Soportújar, el pueblo de las brujas en la Alpujarra granadina

Soportújar es un pueblo pintoresco repleto de guiños a las brujas que lo convierten en un reclamo turístico dentro de la Alpujarra granadina.

En Sevilla con los peques buscamos lugares especiales para viajar en familia y que los niños disfruten al máximo. Es el caso de Soportújar, un pueblo de la Alpujarra que es conocido como el pueblo de las brujas en Granada.

Situado a una hora y media de Granada, Soportújar es un pueblo pintoresco repleto de guiños a las brujas que lo convierten en un reclamo turístico dentro de la Alpujarra.

Soportújar es un pueblo pintoresco repleto de guiños a las brujas que lo convierten en un reclamo turístico dentro de la Alpujarra granadina

Desde que se entra en el pueblo las familias pueden sentirse dentro de un mundo de fantasía relacionado con las brujas. La Cueva del Ojo de la Bruja, escondida junto al barranco, es uno de los enclaves más curiosos, muy temido por los niños durante años.

Una vez que se entra en Soportújar encontramos la primera de las brujas que vive en la localidad. Se trata de Baba Yaga, una anciana sobrenatural de ojos azules que habitaba en los bosques rusos y que engañaba a sus víctimas atrayéndolas para comérselas.

Uno de los puntos de interés es el Ayuntamiento en cuya fachada se puede ver una libélula de colores y un reloj. Además, en la plaza de Abastos las familias pueden encontrar la Fuente de las Brujas en la que dos hechiceras están elaborando una pócima.

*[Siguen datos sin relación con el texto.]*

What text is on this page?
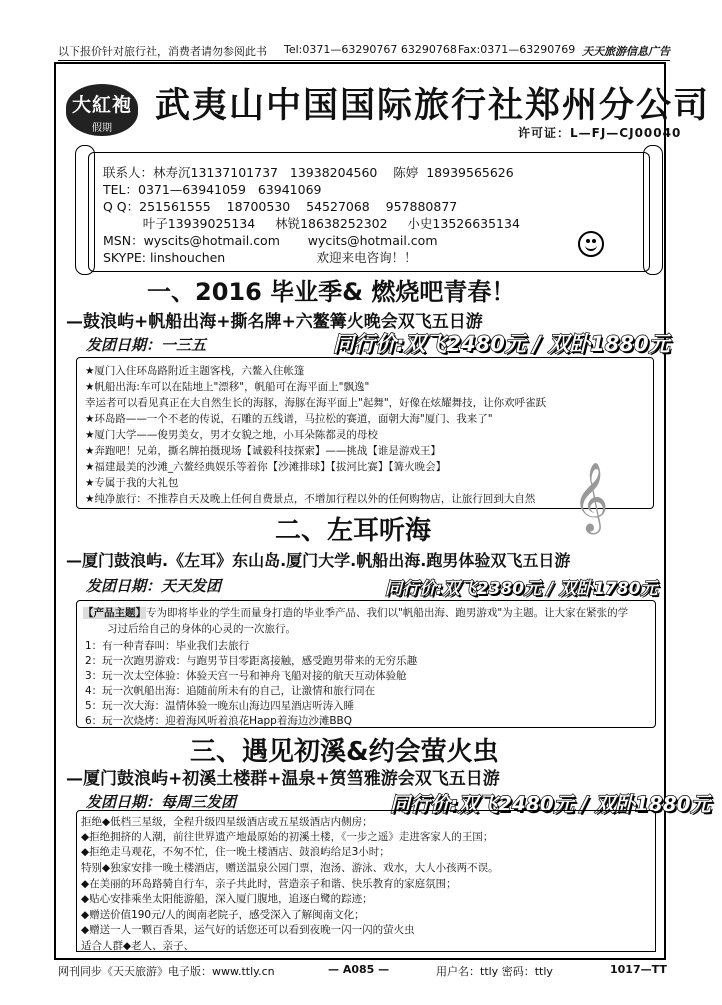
以下报价针对旅行社，消费者请勿参阅此书 Tel:0371—63290767 63290768 Fax:0371—63290769 天天旅游信息广告
大紅袍
假期
武夷山中国国际旅行社郑州分公司
许可证：L—FJ—CJ00040
联系人：林寿沉13137101737   13938204560    陈婷  18939565626
TEL：0371—63941059   63941069
Q Q：251561555    18700530    54527068    957880877
叶子13939025134     林锐18638252302     小史13526635134
MSN：wyscits@hotmail.com       wycits@hotmail.com
SKYPE: linshouchen                       欢迎来电咨询！！
一、2016 毕业季& 燃烧吧青春！
—鼓浪屿+帆船出海+撕名牌+六鳌篝火晚会双飞五日游
发团日期：一三五	同行价:双飞2480元 / 双卧1880元
★厦门入住环岛路附近主题客栈，六鳌入住帐篷
★帆船出海:车可以在陆地上"漂移"，帆船可在海平面上"飘逸"
幸运者可以看见真正在大自然生长的海豚，海豚在海平面上"起舞"，好像在炫耀舞技，让你欢呼雀跃
★环岛路——一个不老的传说，石雕的五线谱，马拉松的赛道，面朝大海"厦门、我来了"
★厦门大学——俊男美女，男才女貌之地，小耳朵陈都灵的母校
★奔跑吧！兄弟，撕名牌拍摄现场【诚毅科技探索】——挑战【谁是游戏王】
★福建最美的沙滩_六鳌经典娱乐等着你【沙滩排球】【拔河比赛】【篝火晚会】
★专属于我的大礼包
★纯净旅行：不推荐自天及晚上任何自费景点，不增加行程以外的任何购物店，让旅行回到大自然 𝄞
二、左耳听海
—厦门鼓浪屿.《左耳》东山岛.厦门大学.帆船出海.跑男体验双飞五日游
发团日期：天天发团	同行价:双飞2380元 / 双卧1780元
【产品主题】专为即将毕业的学生而量身打造的毕业季产品、我们以"帆船出海、跑男游戏"为主题。让大家在紧张的学
习过后给自己的身体的心灵的一次旅行。
1：有一种青春叫：毕业我们去旅行
2：玩一次跑男游戏：与跑男节目零距离接触，感受跑男带来的无穷乐趣
3：玩一次太空体验：体验天宫一号和神舟飞船对接的航天互动体验舱
4：玩一次帆船出海：追随前所未有的自己，让激情和旅行同在
5：玩一次大海：温情体验一晚东山海边四星酒店听涛入睡
6：玩一次烧烤：迎着海风听着浪花Happ着海边沙滩BBQ
三、遇见初溪&约会萤火虫
—厦门鼓浪屿+初溪土楼群+温泉+筼筜雅游会双飞五日游
发团日期：每周三发团	同行价:双飞2480元 / 双卧1880元
拒绝◆低档三星级，全程升级四星级酒店或五星级酒店内侧房；
◆拒绝拥挤的人潮，前往世界遗产地最原始的初溪土楼，《一步之遥》走进客家人的王国；
◆拒绝走马观花，不匆不忙，住一晚土楼酒店、鼓浪屿给足3小时；
特别◆独家安排一晚土楼酒店，赠送温泉公园门票，泡汤、游泳、戏水，大人小孩两不误。
◆在美丽的环岛路骑自行车，亲子共此时，营造亲子和谐、快乐教育的家庭氛围；
◆贴心安排乘坐太阳能游船，深入厦门腹地，追逐白鹭的踪迹；
◆赠送价值190元/人的闽南老院子，感受深入了解闽南文化；
◆赠送一人一颗百香果，运气好的话您还可以看到夜晚一闪一闪的萤火虫
适合人群◆老人、亲子、
网刊同步《天天旅游》电子版：www.ttly.cn	— A085 —	用户名：ttly 密码：ttly	1017—TT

Tras ella, se encuentra el Mirador del Embrujo que cuenta con fantásticas vistas al valle y a poblaciones cercanas como Carataunas o Cáñar.

Otro enclave característico de Soportújar es su Pozo de los Deseos que cuenta con una sorpresa en el fondo preparada para asustar a quienes se acerquen. Junto a el pozo se encuentra una de las calles más estrechas de España, la Zanjilla, con apenas 48 centímetros de ancho.

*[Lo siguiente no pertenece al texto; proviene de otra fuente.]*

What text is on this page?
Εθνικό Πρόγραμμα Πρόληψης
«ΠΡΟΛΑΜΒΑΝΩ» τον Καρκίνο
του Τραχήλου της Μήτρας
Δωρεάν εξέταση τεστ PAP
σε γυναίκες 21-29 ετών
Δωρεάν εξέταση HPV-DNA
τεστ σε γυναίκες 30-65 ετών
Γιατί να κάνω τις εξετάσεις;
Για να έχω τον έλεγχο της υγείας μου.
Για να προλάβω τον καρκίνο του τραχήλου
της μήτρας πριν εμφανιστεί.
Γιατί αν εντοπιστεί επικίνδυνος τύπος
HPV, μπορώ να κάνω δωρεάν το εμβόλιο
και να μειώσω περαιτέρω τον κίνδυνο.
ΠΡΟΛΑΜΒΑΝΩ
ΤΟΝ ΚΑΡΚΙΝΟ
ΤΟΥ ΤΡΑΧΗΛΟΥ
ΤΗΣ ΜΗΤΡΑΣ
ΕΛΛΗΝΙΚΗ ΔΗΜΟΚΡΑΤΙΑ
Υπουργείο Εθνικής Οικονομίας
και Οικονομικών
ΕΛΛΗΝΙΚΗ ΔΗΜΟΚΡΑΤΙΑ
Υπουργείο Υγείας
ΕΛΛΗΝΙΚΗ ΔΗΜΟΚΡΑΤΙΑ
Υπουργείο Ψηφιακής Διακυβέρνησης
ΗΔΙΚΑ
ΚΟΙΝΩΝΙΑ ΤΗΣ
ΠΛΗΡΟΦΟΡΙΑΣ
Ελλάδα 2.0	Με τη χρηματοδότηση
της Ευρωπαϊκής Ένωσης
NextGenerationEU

Otro de los rincones curiosos del pueblo es la Casa de Baba Yaga, cuyos cimientos son las patas de gallinas sobre la que se asienta. En algunas regiones rusas, como en los Urales, se dio una tradición de asentar las casas sobre patas de animales para ahuyentar a las fieras. De ahí de donde proviene la leyenda de que la Casa de Baba Yagá tenía patas de gallina y se camuflaba en el bosque entre raíces y troncos.

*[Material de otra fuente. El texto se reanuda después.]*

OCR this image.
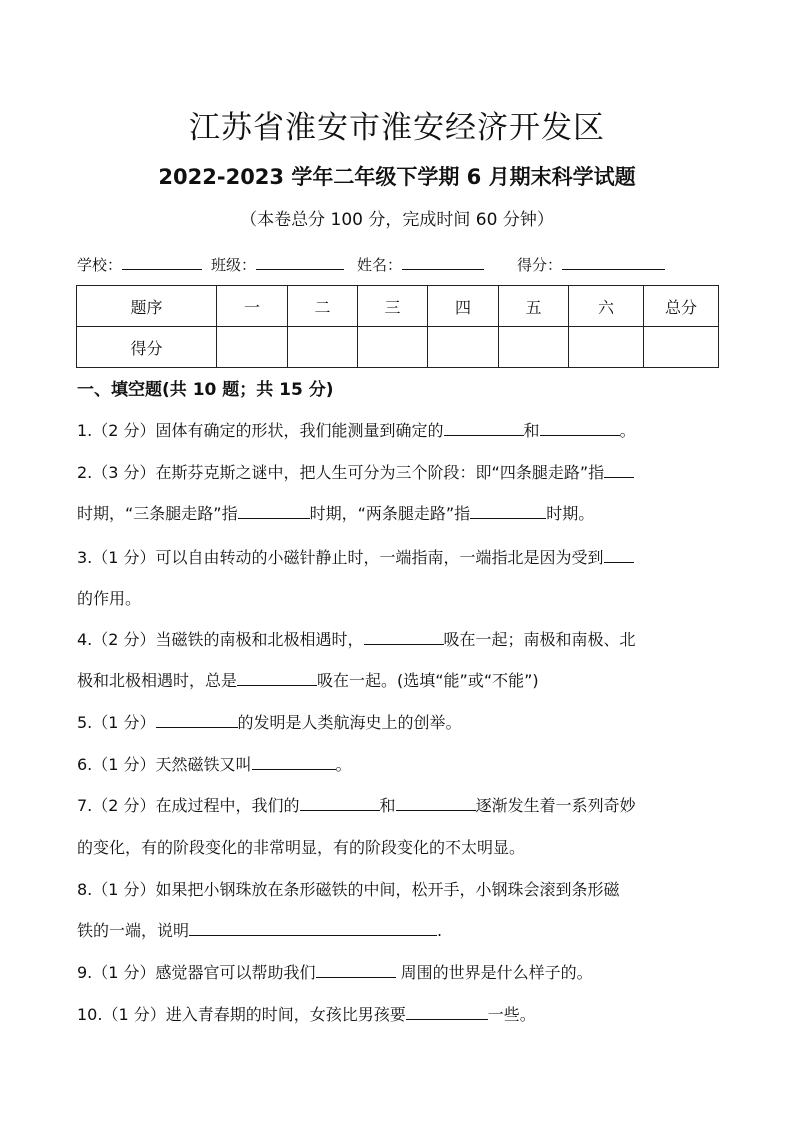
江苏省淮安市淮安经济开发区
2022-2023 学年二年级下学期 6 月期末科学试题
（本卷总分 100 分，完成时间 60 分钟）
学校：	班级：	姓名：	得分：
题序	一	二	三	四	五	六	总分
得分							
一、填空题(共 10 题；共 15 分)
1.（2 分）固体有确定的形状，我们能测量到确定的	和	。
2.（3 分）在斯芬克斯之谜中，把人生可分为三个阶段：即“四条腿走路”指
时期，“三条腿走路”指	时期，“两条腿走路”指	时期。
3.（1 分）可以自由转动的小磁针静止时，一端指南，一端指北是因为受到
的作用。
4.（2 分）当磁铁的南极和北极相遇时，	吸在一起；南极和南极、北
极和北极相遇时，总是	吸在一起。(选填“能”或“不能”)
5.（1 分）	的发明是人类航海史上的创举。
6.（1 分）天然磁铁又叫	。
7.（2 分）在成过程中，我们的	和	逐渐发生着一系列奇妙
的变化，有的阶段变化的非常明显，有的阶段变化的不太明显。
8.（1 分）如果把小钢珠放在条形磁铁的中间，松开手，小钢珠会滚到条形磁
铁的一端，说明	.
9.（1 分）感觉器官可以帮助我们	周围的世界是什么样子的。
10.（1 分）进入青春期的时间，女孩比男孩要	一些。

En las calles de Soportújar las familias encontrarán un montón de personajes curiosos y aterradores. Dragones, arañas y serpientes se pueden ver a lo largo del paseo por el pueblo. Además, por distintos puntos del pueblo hay elementos relacionados con las brujas y la magia, como pueden ser escobas, calderos y libros de hechizos.

Soportújar bien merece una visita con detenimiento por parte de las familias con peques. Además, supone una oportunidad fantástica para viajar a la Alpujarra granadina y disfrutar de sus paisajes y su gastronomía siempre recomendables. Una escapada que los peques no olvidarán fácilmente. ¿Te animas?